A particle is moving along the curve y= 4 \sqrt{3 x + 1}. As the particle passes through the point (1, 8), its x-coordinate increases at a rate of 2 units per second. Find the rate of change of the distance from the particle to the origin at this instant.
To find the rate of change of the distance from the particle to the origin, we need to find the rate of change of the distance function.
The distance from a point (x, y) to the origin (0, 0) can be found using the distance formula:
distance = √(x^2 + y^2)
In this case, the x-coordinate of the particle is changing at a rate of 2 units per second.

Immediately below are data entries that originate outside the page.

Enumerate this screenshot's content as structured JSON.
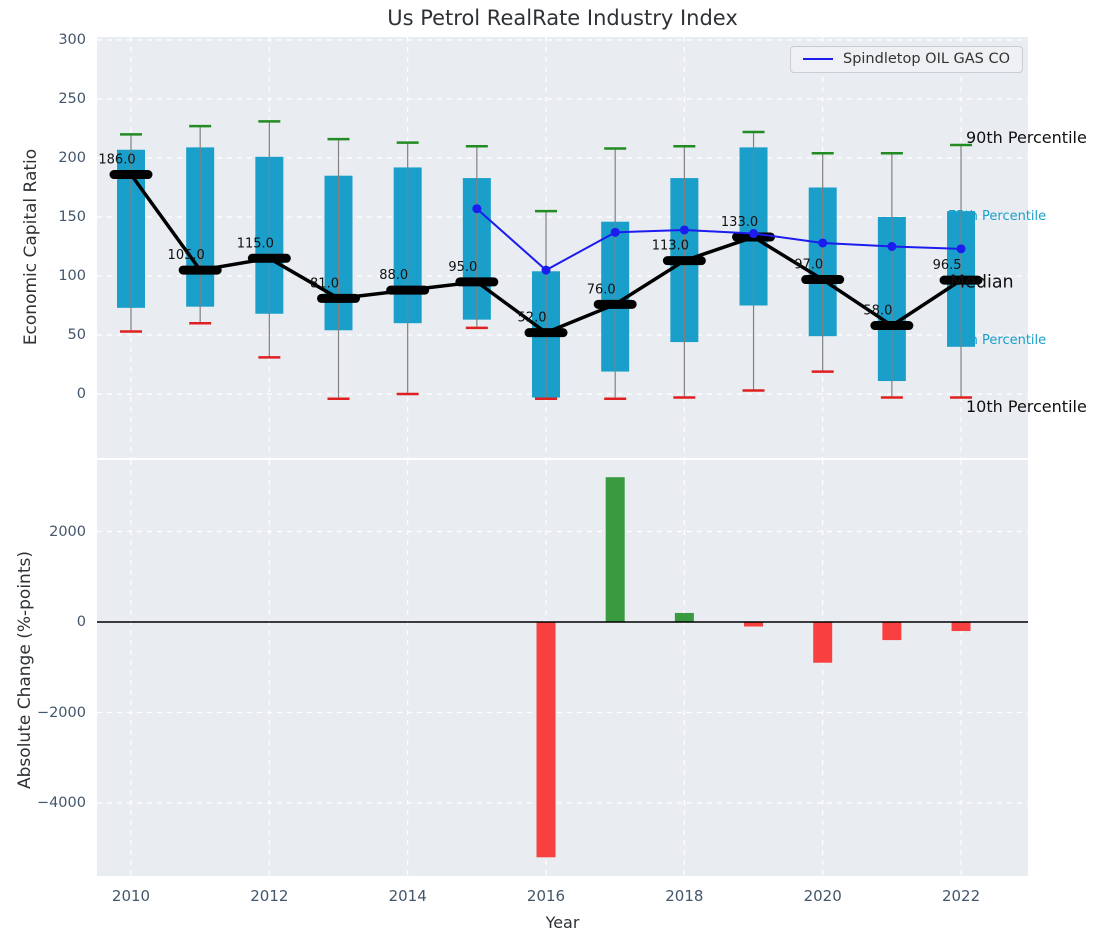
{
  "title": "Us Petrol RealRate Industry Index",
  "legend": {
    "label": "Spindletop OIL GAS CO",
    "line_color": "#1c1cee"
  },
  "colors": {
    "plot_background": "#e9edf1",
    "box_fill": "#1a9fca",
    "whisker_line": "#808080",
    "p90_cap": "#228b22",
    "p10_cap": "#e02020",
    "median_line": "#000000",
    "company_line": "#1c1cee",
    "bar_positive": "#3a9a40",
    "bar_negative": "#f94040",
    "tick_label": "#44566b",
    "grid": "#ffffff"
  },
  "chart_data": [
    {
      "type": "boxplot",
      "title": "Us Petrol RealRate Industry Index",
      "ylabel": "Economic Capital Ratio",
      "ylim": [
        -55,
        305
      ],
      "yticks": [
        300,
        250,
        200,
        150,
        100,
        50,
        0
      ],
      "ytick_labels": [
        "300",
        "250",
        "200",
        "150",
        "100",
        "50",
        "0"
      ],
      "xticks": [
        2010,
        2012,
        2014,
        2016,
        2018,
        2020,
        2022
      ],
      "grid": true,
      "legend_position": "upper right",
      "categories": [
        2010,
        2011,
        2012,
        2013,
        2014,
        2015,
        2016,
        2017,
        2018,
        2019,
        2020,
        2021,
        2022
      ],
      "series": [
        {
          "name": "90th Percentile",
          "role": "p90",
          "values": [
            220,
            227,
            231,
            216,
            213,
            210,
            155,
            208,
            210,
            222,
            204,
            204,
            211
          ]
        },
        {
          "name": "75th Percentile",
          "role": "p75",
          "values": [
            207,
            209,
            201,
            185,
            192,
            183,
            104,
            146,
            183,
            209,
            175,
            150,
            155
          ]
        },
        {
          "name": "Median",
          "role": "median",
          "values": [
            186,
            105,
            115,
            81,
            88,
            95,
            52,
            76,
            113,
            133,
            97,
            58,
            96.5
          ],
          "labels": [
            "186.0",
            "105.0",
            "115.0",
            "81.0",
            "88.0",
            "95.0",
            "52.0",
            "76.0",
            "113.0",
            "133.0",
            "97.0",
            "58.0",
            "96.5"
          ]
        },
        {
          "name": "25th Percentile",
          "role": "p25",
          "values": [
            73,
            74,
            68,
            54,
            60,
            63,
            -3,
            19,
            44,
            75,
            49,
            11,
            40
          ]
        },
        {
          "name": "10th Percentile",
          "role": "p10",
          "values": [
            53,
            60,
            31,
            -4,
            0,
            56,
            -4,
            -4,
            -3,
            3,
            19,
            -3,
            -3
          ]
        },
        {
          "name": "Spindletop OIL GAS CO",
          "role": "company-line",
          "values": [
            null,
            null,
            null,
            null,
            null,
            157,
            105,
            137,
            139,
            136,
            128,
            125,
            123
          ]
        }
      ],
      "right_labels": [
        {
          "text": "90th Percentile"
        },
        {
          "text": "75th Percentile"
        },
        {
          "text": "Median"
        },
        {
          "text": "25th Percentile"
        },
        {
          "text": "10th Percentile"
        }
      ]
    },
    {
      "type": "bar",
      "ylabel": "Absolute Change (%-points)",
      "xlabel": "Year",
      "ylim": [
        -5600,
        3600
      ],
      "yticks": [
        2000,
        0,
        -2000,
        -4000
      ],
      "ytick_labels": [
        "2000",
        "0",
        "−2000",
        "−4000"
      ],
      "xticks": [
        2010,
        2012,
        2014,
        2016,
        2018,
        2020,
        2022
      ],
      "xtick_labels": [
        "2010",
        "2012",
        "2014",
        "2016",
        "2018",
        "2020",
        "2022"
      ],
      "grid": true,
      "zero_line": true,
      "categories": [
        2010,
        2011,
        2012,
        2013,
        2014,
        2015,
        2016,
        2017,
        2018,
        2019,
        2020,
        2021,
        2022
      ],
      "values": [
        null,
        null,
        null,
        null,
        null,
        null,
        -5200,
        3200,
        200,
        -100,
        -900,
        -400,
        -200
      ]
    }
  ]
}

We need to find the y-coordinate of the particle to determine the distance function.
Given that the particle is moving along the curve y = 4 √(3x + 1), we can differentiate this equation to find the rate of change of the y-coordinate with respect to the x-coordinate.
Differentiating both sides of the equation with respect to x, we get:
dy/dx = (d/dx)(4√(3x + 1))
To differentiate the square root, we can use the chain rule:
dy/dx = 4 * (1/2)(3x + 1)^(-1/2)(d/dx)(3x + 1)

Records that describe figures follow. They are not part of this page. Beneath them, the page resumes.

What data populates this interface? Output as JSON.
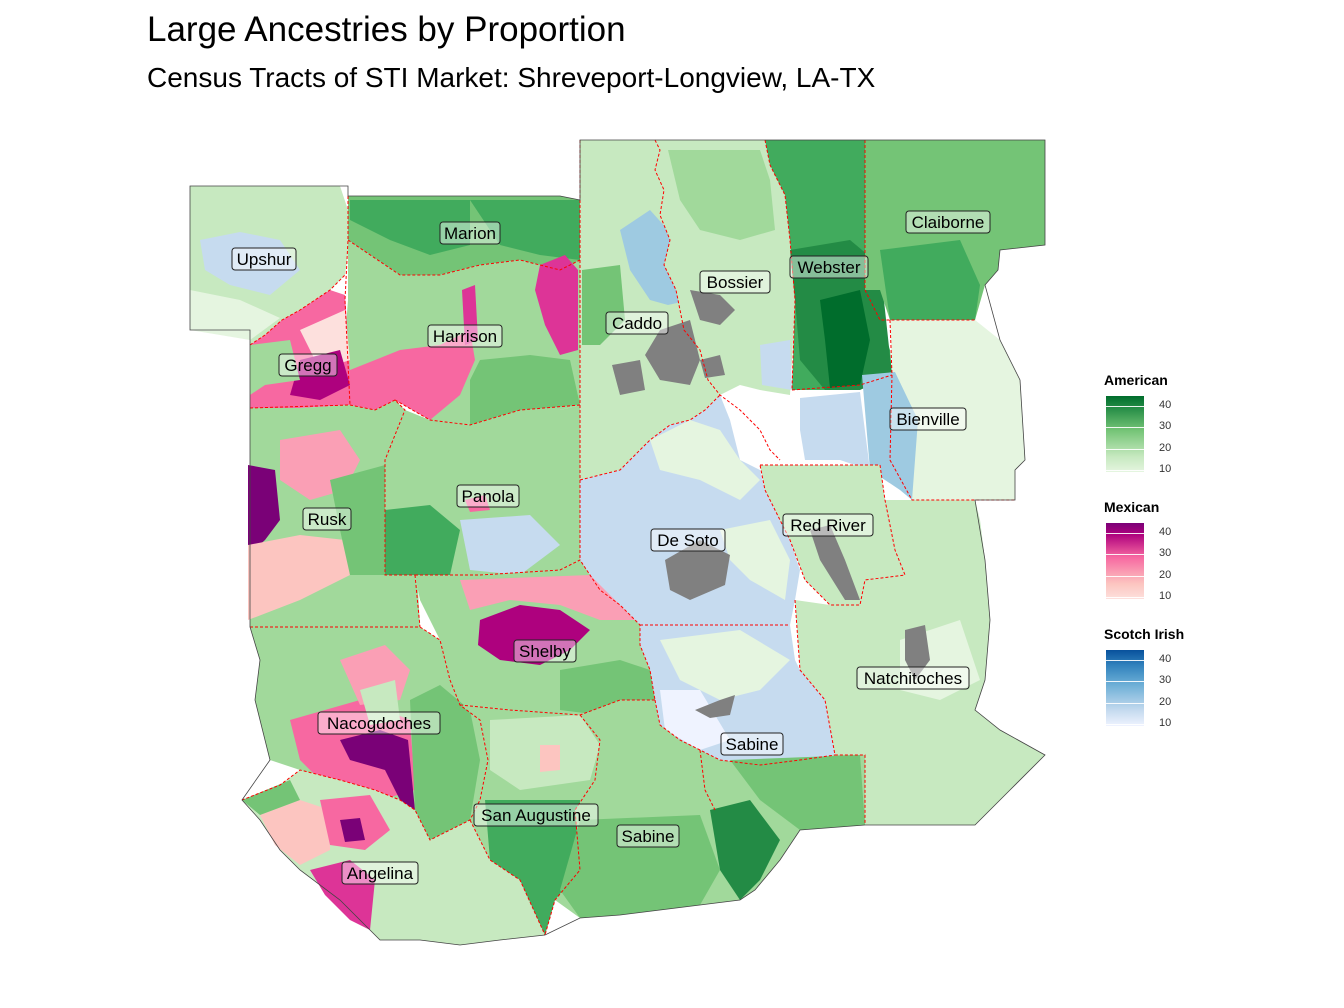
{
  "title": "Large Ancestries by Proportion",
  "subtitle": "Census Tracts of STI Market: Shreveport-Longview, LA-TX",
  "colors": {
    "american": [
      "#e5f5e0",
      "#c7e9c0",
      "#a1d99b",
      "#74c476",
      "#41ab5d",
      "#238b45",
      "#006d2c"
    ],
    "mexican": [
      "#fde0dd",
      "#fcc5c0",
      "#fa9fb5",
      "#f768a1",
      "#dd3497",
      "#ae017e",
      "#7a0177"
    ],
    "scotch_irish": [
      "#eff3ff",
      "#c6dbef",
      "#9ecae1",
      "#6baed6",
      "#3182bd",
      "#08519c"
    ],
    "missing": "#808080",
    "border": "#ff0000"
  },
  "counties": [
    {
      "name": "Upshur"
    },
    {
      "name": "Marion"
    },
    {
      "name": "Harrison"
    },
    {
      "name": "Gregg"
    },
    {
      "name": "Rusk"
    },
    {
      "name": "Panola"
    },
    {
      "name": "Shelby"
    },
    {
      "name": "Nacogdoches"
    },
    {
      "name": "San Augustine"
    },
    {
      "name": "Sabine"
    },
    {
      "name": "Angelina"
    },
    {
      "name": "Caddo"
    },
    {
      "name": "Bossier"
    },
    {
      "name": "Webster"
    },
    {
      "name": "Claiborne"
    },
    {
      "name": "Bienville"
    },
    {
      "name": "De Soto"
    },
    {
      "name": "Red River"
    },
    {
      "name": "Natchitoches"
    },
    {
      "name": "Sabine"
    }
  ],
  "legends": [
    {
      "title": "American",
      "ticks": [
        "40",
        "30",
        "20",
        "10"
      ]
    },
    {
      "title": "Mexican",
      "ticks": [
        "40",
        "30",
        "20",
        "10"
      ]
    },
    {
      "title": "Scotch Irish",
      "ticks": [
        "40",
        "30",
        "20",
        "10"
      ]
    }
  ]
}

= 2(3x + 1)^(-1/2)(d/dx)(3x + 1)
= 2 / √(3x + 1)
Now, we know that the x-coordinate of the particle is increasing at 2 units per second, so dx/dt = 2.

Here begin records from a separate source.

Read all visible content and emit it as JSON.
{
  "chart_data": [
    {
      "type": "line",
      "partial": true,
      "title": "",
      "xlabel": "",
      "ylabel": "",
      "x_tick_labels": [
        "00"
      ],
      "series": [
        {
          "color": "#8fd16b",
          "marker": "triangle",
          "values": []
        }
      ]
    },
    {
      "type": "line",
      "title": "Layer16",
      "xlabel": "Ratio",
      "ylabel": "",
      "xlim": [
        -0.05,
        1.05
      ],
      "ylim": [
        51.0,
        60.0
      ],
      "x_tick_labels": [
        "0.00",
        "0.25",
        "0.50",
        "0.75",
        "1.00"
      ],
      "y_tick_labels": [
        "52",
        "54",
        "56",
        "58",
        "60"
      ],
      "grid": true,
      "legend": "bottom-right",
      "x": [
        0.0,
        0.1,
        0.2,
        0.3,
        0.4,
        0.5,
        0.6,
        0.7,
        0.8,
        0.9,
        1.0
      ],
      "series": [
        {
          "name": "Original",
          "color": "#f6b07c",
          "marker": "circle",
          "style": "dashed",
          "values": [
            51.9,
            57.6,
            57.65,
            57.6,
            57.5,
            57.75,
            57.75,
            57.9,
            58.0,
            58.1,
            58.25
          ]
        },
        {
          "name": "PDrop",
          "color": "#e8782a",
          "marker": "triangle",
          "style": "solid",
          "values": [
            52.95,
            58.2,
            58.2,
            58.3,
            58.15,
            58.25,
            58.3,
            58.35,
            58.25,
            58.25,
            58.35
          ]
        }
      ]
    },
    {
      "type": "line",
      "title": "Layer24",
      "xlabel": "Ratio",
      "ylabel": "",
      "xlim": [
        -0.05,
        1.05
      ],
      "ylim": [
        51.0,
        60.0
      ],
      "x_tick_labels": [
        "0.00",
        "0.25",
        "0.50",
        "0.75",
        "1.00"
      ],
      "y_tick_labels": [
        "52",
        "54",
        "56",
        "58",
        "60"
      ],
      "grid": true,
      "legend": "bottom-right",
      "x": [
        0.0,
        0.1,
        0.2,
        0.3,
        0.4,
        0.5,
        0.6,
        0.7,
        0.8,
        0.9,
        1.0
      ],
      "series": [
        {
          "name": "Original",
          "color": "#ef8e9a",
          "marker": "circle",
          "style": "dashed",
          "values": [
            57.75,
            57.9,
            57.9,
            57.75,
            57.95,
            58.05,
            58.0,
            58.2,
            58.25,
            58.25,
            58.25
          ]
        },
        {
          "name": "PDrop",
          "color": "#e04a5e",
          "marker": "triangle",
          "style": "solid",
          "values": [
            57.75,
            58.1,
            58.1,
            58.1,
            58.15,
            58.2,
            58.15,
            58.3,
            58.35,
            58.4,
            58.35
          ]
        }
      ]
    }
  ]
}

To find dy/dt (the rate of change of the y-coordinate), we multiply dx/dt by dy/dx:
dy/dt = (dy/dx) * (dx/dt)
= 2 / √(3x + 1) * 2
= 4 / √(3x + 1)
Now, we can find the rate of change of the distance from the particle to the origin by finding the derivative of the distance formula with respect to time:
distance = √(x^2 + y^2)
Differentiating both sides with respect to t, we get:
d(distance)/dt = (d/dt)√(x^2 + y^2)
To differentiate the square root, we can use the chain rule:
d(distance)/dt = (1/2)(x^2 + y^2)^(-1/2)(d/dt)(x^2 + y^2)
Now, we substitute the values of x, y, dx/dt, and dy/dt:
d(distance)/dt = (1/2)(x^2 + y^2)^(-1/2)(d/dx)(x^2 + y^2) * (dx/dt) + (d/dy)(x^2 + y^2) * (dy/dt)
= (1/2)(x^2 + y^2)^(-1/2)(2x(dx/dt) + 2y(dy/dt))
= (1/2)(x^2 + y^2)^(-1/2)(2x * 2 + 2y * (4 / √(3x + 1)))
Now, we substitute the values of x and y at the given point (1, 8):
d(distance)/dt = (1/2)(1^2 + 8^2)^(-1/2)(2 * 1 * 2 + 2 * 8 * (4 / √(3 * 1 + 1)))
= (1/2)(1 + 64)^(-1/2)(4 + 8 * (4 / √4))
= (1/2)(65)^(-1/2)(4 + 8 * 2)
= (1/2)(65)^(-1/2)(4 + 16)
= (1/2)(65)^(-1/2)(20)
= 10 / √65
Therefore, the rate of change of the distance from the particle to the origin at the instant when it passes through the point (1, 8) is 10 / √65 units per second.